SAN MARTIN – Since its launch in June, Bandwave Internet has swept through the region, providing high-speed Internet connections to areas where conventional dial-up was the only option.
The three-man operation started in Ben Polson’s San Martin home. Its goal? To bring home computer users a high-speed connection without the steep price.
This was the conundrum facing Polson in 1999 shortly after he, his wife Michelle and their two daughters moved to the area. Polson, a 31-year-old computer network and systems consultant, quickly assessed that any option other than a dial-up modem was out of his price range. He looked into starting a wireless Internet Service Provider, but couldn’t find a cost-effective way to start up the business and provide the technology to prospective customers.
Finally, earlier this year, he discovered that while options for high-speed Internet connection had improved, the cost had taken a dive.
He, his brother Matt, and his father, Dr. Peter Polson, started up Bandwave Internet in June with no help from outside investors.
They scoped out areas in Gilroy, San Martin and Morgan Hill that weren’t already covered by cable or DSL and began offering residents and businesses service.
To bring high-speed Web content to a resident’s home, the computer connects to Bandwave’s wireless modem, which is attached to a 10-inch-wide receiver dish via a cable.
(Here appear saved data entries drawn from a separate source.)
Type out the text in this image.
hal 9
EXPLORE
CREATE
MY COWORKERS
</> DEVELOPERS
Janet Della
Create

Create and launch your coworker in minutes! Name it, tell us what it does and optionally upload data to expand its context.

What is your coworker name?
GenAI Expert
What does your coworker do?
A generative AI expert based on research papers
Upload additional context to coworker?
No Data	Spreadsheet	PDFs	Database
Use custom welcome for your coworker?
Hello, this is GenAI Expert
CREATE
The dish is mounted unobtrusively to the house’s exterior. The dish communicates wirelessly to an antenna located at about 30 feet above the ground. The antenna serves as the access point for the service. A local access point provides Internet coverage for those living within about a two-mile radius while a long-range point provides coverage for up to 10 miles or more.
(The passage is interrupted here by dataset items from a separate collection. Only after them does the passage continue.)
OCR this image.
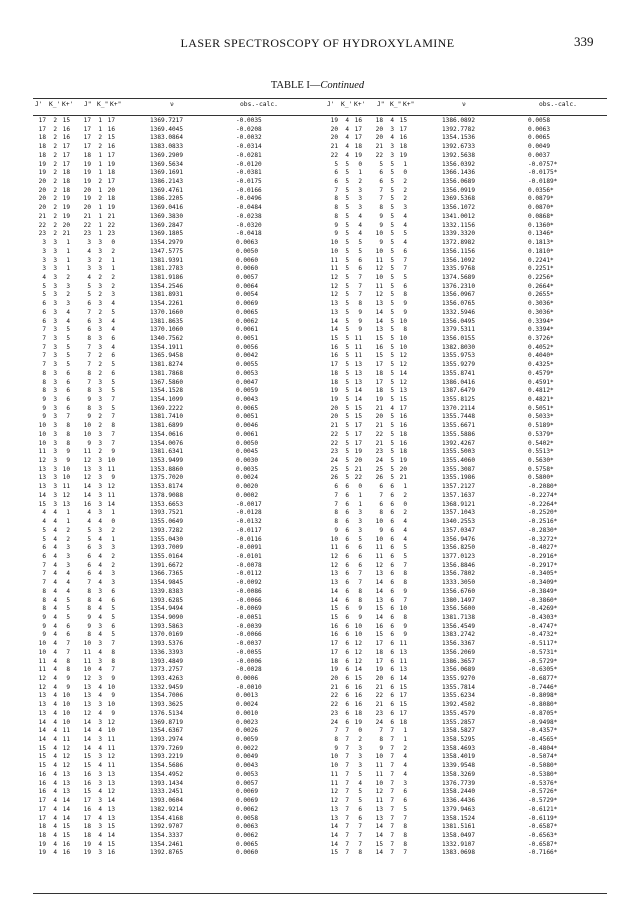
LASER SPECTROSCOPY OF HYDROXYLAMINE	339
TABLE I—Continued
J' K_' K+' J" K_" K+"	ν	obs.-calc.	J' K_' K+' J" K_" K+"	ν	obs.-calc.
17	2 15	17	1 17	1369.7217	-0.0035
17	2 16	17	1 16	1369.4045	-0.0208
18	2 16	17	2 15	1383.0864	-0.0032
18	2 17	17	2 16	1383.0833	-0.0314
18	2 17	18	1 17	1369.2909	-0.0281
19	2 17	19	1 19	1369.5634	-0.0120
19	2 18	19	1 18	1369.1691	-0.0381
20	2 18	19	2 17	1386.2143	-0.0175
20	2 18	20	1 20	1369.4761	-0.0166
20	2 19	19	2 18	1386.2205	-0.0496
20	2 19	20	1 19	1369.0416	-0.0484
21	2 19	21	1 21	1369.3830	-0.0238
22	2 20	22	1 22	1369.2847	-0.0320
23	2 21	23	1 23	1369.1805	-0.0418
3	3	1	3	3	0	1354.2979	0.0063
3	3	1	4	3	2	1347.5775	0.0050
3	3	1	3	2	1	1381.9391	0.0060
3	3	1	3	3	1	1381.2783	0.0060
4	3	2	4	2	2	1381.9186	0.0057
5	3	3	5	3	2	1354.2546	0.0064
5	3	2	5	2	3	1381.8931	0.0054
6	3	3	6	3	4	1354.2261	0.0069
6	3	4	7	2	5	1370.1660	0.0065
6	3	4	6	3	4	1381.8635	0.0062
7	3	5	6	3	4	1370.1060	0.0061
7	3	5	8	3	6	1340.7562	0.0051
7	3	5	7	3	4	1354.1911	0.0056
7	3	5	7	2	6	1365.9458	0.0042
7	3	5	7	2	5	1381.8274	0.0055
8	3	6	8	2	6	1381.7868	0.0053
8	3	6	7	3	5	1367.5860	0.0047
8	3	6	8	3	5	1354.1528	0.0059
9	3	6	9	3	7	1354.1099	0.0043
9	3	6	8	3	5	1369.2222	0.0065
9	3	7	9	2	7	1381.7410	0.0051
10	3	8	10	2	8	1381.6899	0.0046
10	3	8	10	3	7	1354.0616	0.0061
10	3	8	9	3	7	1354.0076	0.0050
11	3	9	11	2	9	1381.6341	0.0045
12	3	9	12	3 10	1353.9499	0.0030
13	3 10	13	3 11	1353.8860	0.0035
13	3 10	12	3	9	1375.7020	0.0024
13	3 11	14	3 12	1353.8174	0.0020
14	3 12	14	3 11	1378.9088	0.0002
15	3 13	16	3 14	1353.6653	-0.0017
4	4	1	4	3	1	1393.7521	-0.0128
4	4	1	4	4	0	1355.0649	-0.0132
5	4	2	5	3	2	1393.7282	-0.0117
5	4	2	5	4	1	1355.0430	-0.0116
6	4	3	6	3	3	1393.7009	-0.0091
6	4	3	6	4	2	1355.0164	-0.0101
7	4	3	6	4	2	1391.6672	-0.0078
7	4	4	6	4	3	1366.7365	-0.0112
7	4	4	7	4	3	1354.9845	-0.0092
8	4	4	8	3	6	1339.8383	-0.0086
8	4	5	8	4	6	1393.6285	-0.0066
8	4	5	8	4	5	1354.9494	-0.0069
9	4	5	9	4	5	1354.9090	-0.0051
9	4	6	9	3	6	1393.5863	-0.0039
9	4	6	8	4	5	1370.0169	-0.0066
10	4	7	10	3	7	1393.5376	-0.0037
10	4	7	11	4	8	1336.3393	-0.0055
11	4	8	11	3	8	1393.4849	-0.0006
11	4	8	10	4	7	1373.2757	-0.0028
12	4	9	12	3	9	1393.4263	0.0006
12	4	9	13	4 10	1332.9459	-0.0010
13	4 10	13	4	9	1354.7006	0.0013
13	4 10	13	3 10	1393.3625	0.0024
13	4 10	12	4	9	1376.5134	0.0010
14	4 10	14	3 12	1369.8719	0.0023
14	4 11	14	4 10	1354.6367	0.0026
14	4 11	14	3 11	1393.2974	0.0059
15	4 12	14	4 11	1379.7269	0.0022
15	4 12	15	3 12	1393.2219	0.0049
15	4 12	15	4 11	1354.5686	0.0043
16	4 13	16	3 13	1354.4952	0.0053
16	4 13	16	3 13	1393.1434	0.0057
16	4 13	15	4 12	1333.2451	0.0069
17	4 14	17	3 14	1393.0604	0.0069
17	4 14	16	4 13	1382.9214	0.0062
17	4 14	17	4 13	1354.4168	0.0058
18	4 15	18	3 15	1392.9707	0.0063
18	4 15	18	4 14	1354.3337	0.0062
19	4 16	19	4 15	1354.2461	0.0065
19	4 16	19	3 16	1392.8765	0.0060
19	4 16	18	4 15	1386.0892	0.0058
20	4 17	20	3 17	1392.7782	0.0063
20	4 17	20	4 16	1354.1536	0.0065
21	4 18	21	3 18	1392.6733	0.0049
22	4 19	22	3 19	1392.5638	0.0037
5	5	0	5	5	1	1356.0392	-0.0757*
6	5	1	6	5	0	1366.1436	-0.0175*
6	5	2	6	5	2	1356.0689	-0.0189*
7	5	3	7	5	2	1356.0919	0.0356*
8	5	3	7	5	2	1369.5368	0.0879*
8	5	3	8	5	3	1356.1072	0.0870*
8	5	4	9	5	4	1341.0012	0.0868*
9	5	4	9	5	4	1332.1156	0.1360*
9	5	4	10	5	5	1339.3320	0.1346*
10	5	5	9	5	4	1372.8982	0.1813*
10	5	5	10	5	6	1356.1156	0.1810*
11	5	6	11	5	7	1356.1092	0.2241*
11	5	6	12	5	7	1335.9768	0.2251*
12	5	7	10	5	5	1374.5689	0.2256*
12	5	7	11	5	6	1376.2310	0.2664*
12	5	7	12	5	8	1356.0967	0.2655*
13	5	8	13	5	9	1356.0765	0.3036*
13	5	9	14	5	9	1332.5946	0.3036*
14	5	9	14	5 10	1356.0495	0.3394*
14	5	9	13	5	8	1379.5311	0.3394*
15	5 11	15	5 10	1356.0155	0.3726*
16	5 11	16	5 10	1382.8030	0.4052*
16	5 11	15	5 12	1355.9753	0.4040*
17	5 13	17	5 12	1355.9279	0.4325*
18	5 13	18	5 14	1355.8741	0.4579*
18	5 13	17	5 12	1386.0416	0.4591*
19	5 14	18	5 13	1387.6479	0.4812*
19	5 14	19	5 15	1355.8125	0.4821*
20	5 15	21	4 17	1370.2114	0.5051*
20	5 15	20	5 16	1355.7448	0.5033*
21	5 17	21	5 16	1355.6671	0.5189*
22	5 17	22	5 18	1355.5886	0.5379*
22	5 17	21	5 16	1392.4267	0.5402*
23	5 19	23	5 18	1355.5003	0.5513*
24	5 20	24	5 19	1355.4060	0.5630*
25	5 21	25	5 20	1355.3087	0.5758*
26	5 22	26	5 21	1355.1986	0.5800*
6	6	0	6	6	1	1357.2127	-0.2080*
7	6	1	7	6	2	1357.1637	-0.2274*
7	6	1	6	6	0	1368.9121	-0.2264*
8	6	3	8	6	2	1357.1043	-0.2520*
8	6	3	10	6	4	1340.2553	-0.2516*
9	6	3	9	6	4	1357.0347	-0.2830*
10	6	5	10	6	4	1356.9476	-0.3272*
11	6	6	11	6	5	1356.8250	-0.4027*
12	6	6	11	6	5	1377.0123	-0.2916*
12	6	6	12	6	7	1356.8846	-0.2917*
13	6	7	13	6	8	1356.7802	-0.3405*
13	6	7	14	6	8	1333.3050	-0.3409*
14	6	8	14	6	9	1356.6760	-0.3849*
14	6	8	13	6	7	1380.1497	-0.3860*
15	6	9	15	6 10	1356.5600	-0.4269*
15	6	9	14	6	8	1381.7138	-0.4303*
16	6 10	16	6	9	1356.4549	-0.4747*
16	6 10	15	6	9	1383.2742	-0.4732*
17	6 12	17	6 11	1356.3367	-0.5117*
17	6 12	18	6 13	1356.2069	-0.5731*
18	6 12	17	6 11	1386.3657	-0.5729*
19	6 14	19	6 13	1356.0689	-0.6305*
20	6 15	20	6 14	1355.9270	-0.6877*
21	6 16	21	6 15	1355.7814	-0.7446*
22	6 16	22	6 17	1355.6234	-0.8098*
22	6 16	21	6 15	1392.4502	-0.8080*
23	6 18	23	6 17	1355.4579	-0.8705*
24	6 19	24	6 18	1355.2857	-0.9498*
7	7	0	7	7	1	1358.5827	-0.4357*
8	7	2	8	7	1	1358.5295	-0.4565*
9	7	3	9	7	2	1358.4693	-0.4804*
10	7	3	10	7	4	1358.4019	-0.5074*
10	7	3	11	7	4	1339.9548	-0.5080*
11	7	5	11	7	4	1358.3269	-0.5380*
11	7	4	10	7	3	1376.7739	-0.5376*
12	7	5	12	7	6	1358.2440	-0.5726*
12	7	5	11	7	6	1336.4436	-0.5729*
13	7	6	13	7	5	1379.9463	-0.6121*
13	7	6	13	7	7	1358.1524	-0.6119*
14	7	7	14	7	8	1381.5161	-0.6587*
14	7	7	14	7	8	1358.0497	-0.6563*
14	7	7	15	7	8	1332.9107	-0.6587*
15	7	8	14	7	7	1383.0698	-0.7166*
With every installation, Polson said aesthetics is foremost in mind.
“We’re very concerned about the quality of the installation,” he said. “We try to make it look as clean and professional as possible.”
The Polsons keeps a digital photo journal of installations to learn from and continue to improve them.
Prices start at $49 per month with installation and equipment, including the wireless modem, antenna cables and connectors, costing about $400. This package includes 384 kilobytes per second (or 10 times the speed of a dial-up modem), one e-mail account and space for a Web site. Packages that include faster service with more features go up incrementally to $129 per month.
All installations include a free site visit, and customers aren’t locked into contracts, Polson said. Referral and promotional discount packages are available.
Polson said since the company has come online, he has easily found customers who are clamoring for a brisker connection.
“We’ve had well over 100 requests for service since June,” Polson said.
To date, Bandwave has outfitted 30 homes, with 30 more pending. An additional 50 homes are slated to be serviced within the next six months once access points are established.
The company is eyeing six locations throughout Gilroy, Morgan Hill and San Martin where it hopes to move into next.
“Our goal is to get these six access points within the next six months, so by the second quarter we have absolute coverage through the valley here,” Polson said.
Polson said future plans include providing service in Hollister, but a timetable hasn’t yet been set.
Currently, Bandwave has most of the region from Gilroy through just south of Coyote Valley covered with the exception of pockets that don’t allow for access because of the land’s topography.
While Bandwave does have its competitors – namely South Valley Internet, which also provides wireless Internet access – Polson said the company offers something the others may not: personalized service.
Polson himself knows all the clients because he installs each system personally. Earlier this week, after an unplanned outage knocked out Internet access for some clients, Polson called each one to alert them to the problem before fixing it.
“I try to put myself in my customers’ shoes and ask myself what would I appreciate as a customer for this service,” he said.
Polson said he is confident of Bandwave’s longevity, pointing to its business plan that demands that the marketplace set the pace of the company’s growth rather than adopting a “build it and they will come” mentality.
“In this time of uncertainty, it’s all too easy for businesses to disappear without thinking through their business models appropriately,” Polson said.